I split up with my longterm live-in boyfriend last year, and toward the end of the relationship, when things were going progressively downhill, I cheated on him and managed to keep it a secret. At the time it felt freeing, but now that I look back with more perspective, I feel horrible for betraying his trust. I feel like I've ruined the memories of our good years together by breaking my commitment at the end. I can't seem to forgive myself. Help.
He Said: There are no less productive emotions than guilt and regret. Guilt, because it is places a false morality on what you describe as a complicated, one-time event. Regret, because it forces you to obsess about something that you can do absolutely nothing about any more. The combination of the two is particularly debilitating, making it hard for you to move on. It seems that you have misplacing a larger sense of loss at what was once a solid connection onto the sexual transgression, a trivial matter in the large scheme of things. (An affair by definition requires keeping a secret, and at the time there were valid reasons to keep the truth from your partner.) I would suggest that you find a talk therapist, but focus more on unresolved feelings about your breakup than on your supposed sexual transgression. Good luck!

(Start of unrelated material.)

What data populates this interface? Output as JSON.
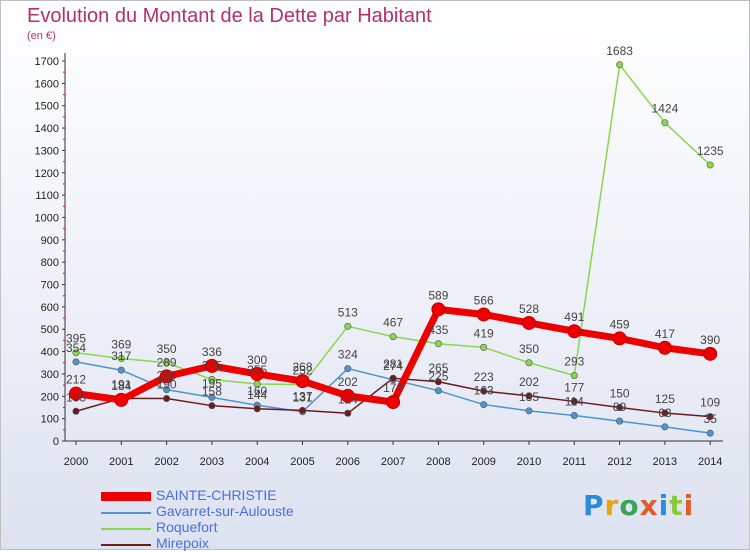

She Said: You didn’t ruin the memories of the good years you spent together, during which you honored your commitment. You made a mistake at the end—a very common mistake, by the way, that a lot of people make as they exit long relationships. That’s not to say it’s right. It’s only to point out the messy, imperfect nature of love and loss. Think about it. How many people do you know who jump immediately from one marriage to the next? I personally know at least three who moved straight from their spouse’s house into the house of their new lover. This is all to say that you’re certainly not alone. I agree that you may be focusing on the betrayal as a way to flagellate yourself about the great loss you now face. It’s an understandable pitfall—maybe if I didn’t cheat, I could have saved things and I wouldn’t feel this terrible loss right now. In grief parlance, it’s called bargaining. But it’s not going to get you anywhere. And—this is very important—it’s not helping your ex either. In fact, guilt helps no one. It is meant to be a temporary emotion and exists for one reason only: to show you how to adjust your behavior in the future. I personally believe that many societal rules and norms—about infidelity for instance—are well and good on paper, but not truly learned until they are lived in the flesh. Committing this infraction has taught you a valuable lesson—that when you betray your commitment to a partner, you also hurt yourself. You don’t buy any solace or escape pain. There is no such thing as “cheating” your way around it. It hurts, even if the betrayed never finds out. And now that you know this, there is only one course of action. Resolve to not do it again. Let that be the silver lining. Promise yourself you will not cheat ever again, and then forgive yourself. Forgiveness is the only way forward, no matter what the offense, and no matter whether it’s ourselves or someone else who has committed it.